Concord, NH. – New Hampshire’s senior Senator heard from a dozen or so NH farmers and agricultural specialists last Friday at the New Hampshire Farm Bureau Federation (NHFB) office in Concord. Senator Jeanne Shaheen wanted to know how or if the partial government shutdown, now in its third week, is weighing on farmers in the Granite State.
“Right now we aren’t hearing from our members about many problems due to the shutdown, but that could change,” Said NHFB President Denis Ward. Hopkinton dairy farmer Jaime Robertson echoed those sentiments and cautioned, “A lot of it depends on how long this drags out.”
There are a wide range of programs and services that could be negatively impacted if the shutdown does indeed go on for months, including new dairy safety net programs agreed to in the latest Farm Bill. Bob Wellington, Senior Vice President of Economics, Communications and Legislative Affairs at Agri-Mark explained that the final language of these programs still needs to be written, signed up for, and then implemented. That is all being delayed due to the stalemate on government funding.

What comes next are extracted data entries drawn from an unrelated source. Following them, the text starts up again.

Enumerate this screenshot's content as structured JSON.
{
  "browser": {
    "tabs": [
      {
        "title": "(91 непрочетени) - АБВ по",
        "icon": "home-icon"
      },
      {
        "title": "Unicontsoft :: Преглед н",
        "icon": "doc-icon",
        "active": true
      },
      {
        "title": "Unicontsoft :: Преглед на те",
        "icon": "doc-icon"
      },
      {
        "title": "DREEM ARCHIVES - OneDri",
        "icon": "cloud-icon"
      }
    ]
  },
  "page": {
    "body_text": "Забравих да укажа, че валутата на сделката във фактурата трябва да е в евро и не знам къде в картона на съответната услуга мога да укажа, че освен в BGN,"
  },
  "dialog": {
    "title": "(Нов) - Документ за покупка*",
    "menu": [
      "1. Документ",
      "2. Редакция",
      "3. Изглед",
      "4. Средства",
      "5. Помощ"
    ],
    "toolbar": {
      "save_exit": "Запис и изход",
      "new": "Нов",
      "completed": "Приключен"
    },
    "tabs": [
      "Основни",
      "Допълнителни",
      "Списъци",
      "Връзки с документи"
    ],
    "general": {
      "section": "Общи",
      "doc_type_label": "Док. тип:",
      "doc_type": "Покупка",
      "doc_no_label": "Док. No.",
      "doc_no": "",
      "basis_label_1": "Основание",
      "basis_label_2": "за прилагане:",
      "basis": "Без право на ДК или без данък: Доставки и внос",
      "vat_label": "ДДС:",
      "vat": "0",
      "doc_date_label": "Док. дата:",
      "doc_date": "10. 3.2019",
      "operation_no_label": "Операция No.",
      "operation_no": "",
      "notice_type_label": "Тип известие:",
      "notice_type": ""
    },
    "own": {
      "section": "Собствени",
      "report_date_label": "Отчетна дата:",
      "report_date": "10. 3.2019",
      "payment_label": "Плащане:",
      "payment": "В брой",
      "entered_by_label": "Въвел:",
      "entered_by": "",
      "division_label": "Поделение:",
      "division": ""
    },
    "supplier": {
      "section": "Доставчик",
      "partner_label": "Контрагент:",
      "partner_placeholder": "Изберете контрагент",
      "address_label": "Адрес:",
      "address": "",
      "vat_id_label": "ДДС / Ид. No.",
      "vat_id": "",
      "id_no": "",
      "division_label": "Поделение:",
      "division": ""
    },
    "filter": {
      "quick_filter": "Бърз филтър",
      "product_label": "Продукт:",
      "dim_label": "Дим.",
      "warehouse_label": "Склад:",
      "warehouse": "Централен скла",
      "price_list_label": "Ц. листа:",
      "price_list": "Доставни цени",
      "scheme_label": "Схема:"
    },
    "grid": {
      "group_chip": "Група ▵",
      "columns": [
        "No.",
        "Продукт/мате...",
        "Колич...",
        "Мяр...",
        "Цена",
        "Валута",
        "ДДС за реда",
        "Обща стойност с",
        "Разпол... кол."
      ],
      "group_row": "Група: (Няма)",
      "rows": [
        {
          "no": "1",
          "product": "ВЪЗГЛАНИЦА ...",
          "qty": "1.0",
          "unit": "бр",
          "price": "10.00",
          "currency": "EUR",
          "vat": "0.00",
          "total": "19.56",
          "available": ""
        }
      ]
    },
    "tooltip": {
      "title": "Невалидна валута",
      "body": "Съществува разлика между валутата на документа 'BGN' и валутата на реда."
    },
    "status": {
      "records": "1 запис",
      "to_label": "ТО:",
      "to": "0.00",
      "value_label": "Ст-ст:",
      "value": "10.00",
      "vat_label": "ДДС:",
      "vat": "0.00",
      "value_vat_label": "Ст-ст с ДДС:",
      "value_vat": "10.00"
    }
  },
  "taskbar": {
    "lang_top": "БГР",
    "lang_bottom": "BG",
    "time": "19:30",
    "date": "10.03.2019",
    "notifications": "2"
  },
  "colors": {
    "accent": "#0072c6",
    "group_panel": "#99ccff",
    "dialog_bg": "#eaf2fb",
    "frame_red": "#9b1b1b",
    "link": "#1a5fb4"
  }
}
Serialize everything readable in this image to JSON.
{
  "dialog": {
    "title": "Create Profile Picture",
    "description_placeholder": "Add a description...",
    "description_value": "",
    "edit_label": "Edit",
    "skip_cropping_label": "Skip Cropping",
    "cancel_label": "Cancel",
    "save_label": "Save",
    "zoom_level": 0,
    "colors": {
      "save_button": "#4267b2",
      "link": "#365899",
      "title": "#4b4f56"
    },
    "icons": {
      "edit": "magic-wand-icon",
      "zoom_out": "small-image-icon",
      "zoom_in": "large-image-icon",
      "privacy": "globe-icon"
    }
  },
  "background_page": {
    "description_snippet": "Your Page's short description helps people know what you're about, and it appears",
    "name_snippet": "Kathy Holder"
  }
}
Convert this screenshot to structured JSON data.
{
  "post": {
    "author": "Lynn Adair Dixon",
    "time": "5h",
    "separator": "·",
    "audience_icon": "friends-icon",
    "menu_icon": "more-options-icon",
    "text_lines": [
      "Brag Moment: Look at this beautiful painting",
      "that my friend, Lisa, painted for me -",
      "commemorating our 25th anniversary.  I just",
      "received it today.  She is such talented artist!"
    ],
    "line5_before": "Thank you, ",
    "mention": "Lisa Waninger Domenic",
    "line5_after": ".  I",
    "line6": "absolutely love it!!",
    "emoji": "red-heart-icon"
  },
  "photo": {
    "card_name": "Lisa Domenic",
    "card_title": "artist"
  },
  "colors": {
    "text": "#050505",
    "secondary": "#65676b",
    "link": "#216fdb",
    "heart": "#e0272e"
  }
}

No matter when the government reopens fully, Wellington advocated that these programs need to be made retroactive to January, 1st.
Senator Shaheen noted that some services provided by United States Department of Agriculture are still being carried out but 50 percent of the employees at USDA are working without pay. Traditionally, those employees are paid later for the work they’ve already done. “Sorta like farming,” Epsom dairy farmer Stewart Yeaton laughed, “at least we still have a sense of humor.”
Agriculture, whatever the commodity, doesn’t wait around for politicians to come to consensus; cows still need milking, seeds still need planting, and crops still need picking. Concord farmer Chuck Souther explained how in 2018, during a time when the government was open, he lost $18,000 in unpicked strawberries due to delays in the processing and arrival of temporary laborers through the H-2A program. His concern being that a prolonged shuttering of the government could further interrupt that already burdensome process. Loudon grower Doug Cole, representing the ornamental horticulture industry, also spoke about the challenges of finding farm labor, although he has moved away from H-2A workers in his business.
While the Senator’s focus was on the effects of the shutdown, NH farmers took the opportunity to share their concerns on a wide range of issues including comprehensive immigration reform, troubles facing the dairy industry, trade tariffs, and regulatory challenges. New Hampshire farmers are resilient and will continue to work in the face of any adversity whether it comes from nature or politics.